Helen Keller, a blind and deaf inspiration, died some fifty years ago. Is her legacy now dying in Europe?
Wow. We have come a long, long way down since Helen Keller died some 50 years ago after became a deaf-and-blind author, activist, world-wide traveler and world-wide inspiration. I wonder what she would say about this turn of events. Because of Helen Keller and people like her, blind-deaf people such as these brothers can lead rewarding, fulfilling, productive, and God-honoring lives.
What a tragedy! When a culture rejects God, that culture inevitably rejects the idea of people as God’s image-bearers. When God is rejected, He is not around to remind us that He looked at people and pronounced us “very good.” God is not around to remind us that He is making all things right. And He obviously can’t remind us that He has asked us – deaf and blind and sick and sinners all – to participate with Him in making all things right. When God isn’t around, these things happen. When we keep God in the picture we have an ever-present reminder that life, from it’s conception to God-appointed end, is invaluable and inviolable.
I hate to be a pessimist, but it seems like things are heading further downhill:
- A long-term prisoner took his life by euthanasia, rather than serve out his term.
- A right-to-die group launched a mobile euthanasia program aimed at helping to kill the people turned down by their doctors.
- Belgium’s ruling party put forth an amendment to extend euthanasia to children and Alzheimer’s sufferers
Since I hate to be a pessimist, I will say this: Thank God that the center of Christian faith has left Europe and North America! Thank God that His church is flourishing all over Latin America, Africa, and increasingly in Asia!
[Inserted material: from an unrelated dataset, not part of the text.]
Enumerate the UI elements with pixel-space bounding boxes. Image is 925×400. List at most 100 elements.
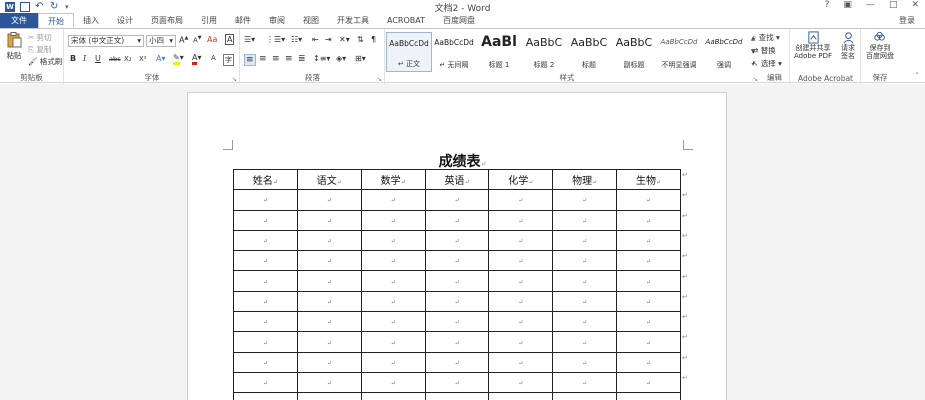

As he so often does, Philip Yancey says it best: “As I travel, I have observed a pattern, a strange historical phenomenon of God ‘moving’ geographically from the Middle East, to Europe, to North America to the developing world. My theory is this: God goes where he is wanted.” The great graphic below shows, God is increasingly wanted – and increasingly moving – in the Global South. The geographic center of world Christianity – which 100 years ago was still in Europe – has moved to Africa.
Philip Jenkins reminds us in his seminal work The Next Christendom, Christianity was Middle Eastern and African long before it became associated with European civilization: “Only after 1400 did Europe (and Europeanized North America) decisively become the Christian heartland. This account challenged the oddly prevalent view of Christianity as a white or Western ideology that was foisted on the rest of an unwilling globe.”